Ouça, pode não parecer, mas eu amo a vida. E não há ninguém que me arrependa de conhecer nesses anos todos. Existem pessoas, claro, que, penso eu, poderiam melhorar muito - mas eu também deveria melhorar muito, pois somos todos falhos. E nesses dias particularmente românticos, quando ando pelas ruas do meu bairro e imagino um mundo incrível muito diferente do mundo real, essas pessoas vão se transformando em personagens. Pouco a pouco eu capturo essas formas e deformo elas no texto, até para preservar parte da originalidade da vida longe das páginas online e dos arquivos de texto no meu computador.

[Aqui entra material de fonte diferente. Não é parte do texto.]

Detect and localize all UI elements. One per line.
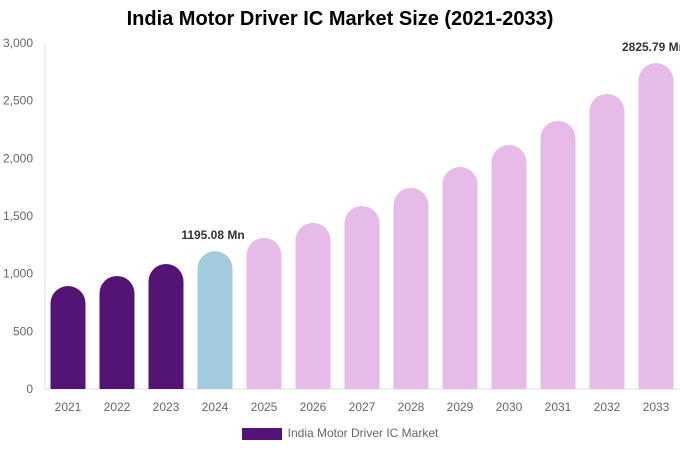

Surge então um interessante ponto nisso tudo. Meus personagens morrem quando acaba a história. Passado o ponto final foram todos aniquilados pelo vazio da pós-leitura. Podemos carregar conosco alguns nomes e momentos, mas o personagem só vive enquanto é lido, os ressuscitamos quando relemos, mas está tudo no processo cíclico da leitura. E quando um personagem morre em cena, morre duas vezes na história. E se esse personagem era uma pessoa, morre três: uma na transcrição, uma na história, e uma última no ponto final. Mas eu quase não mato os personagens no texto. A moça de dentes bonitos da lanchonete segue viva aqui nesse texto, ainda que, no momento em que finalizo essa história, a lanchonete tenha sido vendida e essa moça não esteja mais lá. Quem sabe, é possível que ela tenha morrido - as primeiras palavras aqui lançadas têm tempo. E então ela morreria quatro vezes, talvez um recorde, se eu decidisse pela ficção de um latrocínio na lanchonete de repente. Mas não sou nem tão fúnebre nem tão cruel. Eu gosto que os personagens vivam, e que vivam também as pessoas; não sou capaz de eternizá-las em nada, estou além dessas habilidades, ainda que me divirta nessas tentativas. Quando volto para casa depois de alguns doubles de chope e me canso de encarar a vista, a ponto de fazê-la perder o encanto, subo o morro de casa contando minhas histórias, planejando meus causos, e dando forma a umas palavras que até então eu não sabia estarem guardadas. Caminho como um espectro por esse local cheio de sombras e formas humanas transitando entre o real, o imaginário, a vida e a morte, entre pessoas e personagens, muitos desses amalgamados em chavões parecidos.
No fim, é menos sobre gente que vive e mais sobre essa gente morta da qual as histórias são feitas. Porque estou plantado num cemitério e todos esses túmulos são causos, contos, tumultos, e personagens, gente de mentira que a gente acumula com o tempo se tem sorte, e tempo.